Varda looked down from Taniquetil, and beheld the Shadow soaring up in sudden towers of gloom; Valmar had foundered in a deep sea of night. Soon the Holy Mountain stood alone, a last island in a world that was drowned. All song ceased. There was silence in Valinor, and no sound could be heard, save only from afar there came on the wind through the pass of the mountains the wailing of the Teleri like the cold cry of gulls. For it blew chill from the East in that hour, and the vast shadows of the sea were rolled against the walls of the shore.
But Manwë from his high seat looked out, and his eyes alone pierced through the night, until they saw a Darkness beyond dark which they could not penetrate, huge but far away, moving now northward with great speed; and he knew that Melkor had come and gone.
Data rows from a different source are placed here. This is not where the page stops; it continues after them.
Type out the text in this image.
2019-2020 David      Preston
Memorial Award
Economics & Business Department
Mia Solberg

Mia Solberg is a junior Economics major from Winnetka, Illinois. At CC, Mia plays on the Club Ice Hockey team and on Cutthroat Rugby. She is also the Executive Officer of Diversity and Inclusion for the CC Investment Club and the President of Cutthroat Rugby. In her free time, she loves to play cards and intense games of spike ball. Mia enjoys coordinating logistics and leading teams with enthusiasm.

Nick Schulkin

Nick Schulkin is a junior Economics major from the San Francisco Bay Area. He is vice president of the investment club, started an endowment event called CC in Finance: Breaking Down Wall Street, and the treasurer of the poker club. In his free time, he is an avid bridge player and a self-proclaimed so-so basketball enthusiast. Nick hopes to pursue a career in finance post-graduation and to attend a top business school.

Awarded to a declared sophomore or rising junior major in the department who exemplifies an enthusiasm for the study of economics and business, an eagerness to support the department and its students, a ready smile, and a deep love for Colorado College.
Then the pursuit was begun; and the earth shook beneath the horses of the host of Oromë, and the fire that was stricken from the hooves of Nahar was the first light that returned to Valinor. But so soon as any came up with the Cloud of Ungoliant the riders of the Valar were blinded and dismayed, and they were scattered, and went they knew not whither; and the sound of the Valaróma faltered and failed. And Tulkas was as one caught in a black net at night, and he stood powerless and beat the air in vain. But when the Darkness had passed, it was too late: Melkor had gone whither he would, and his vengeance was achieved.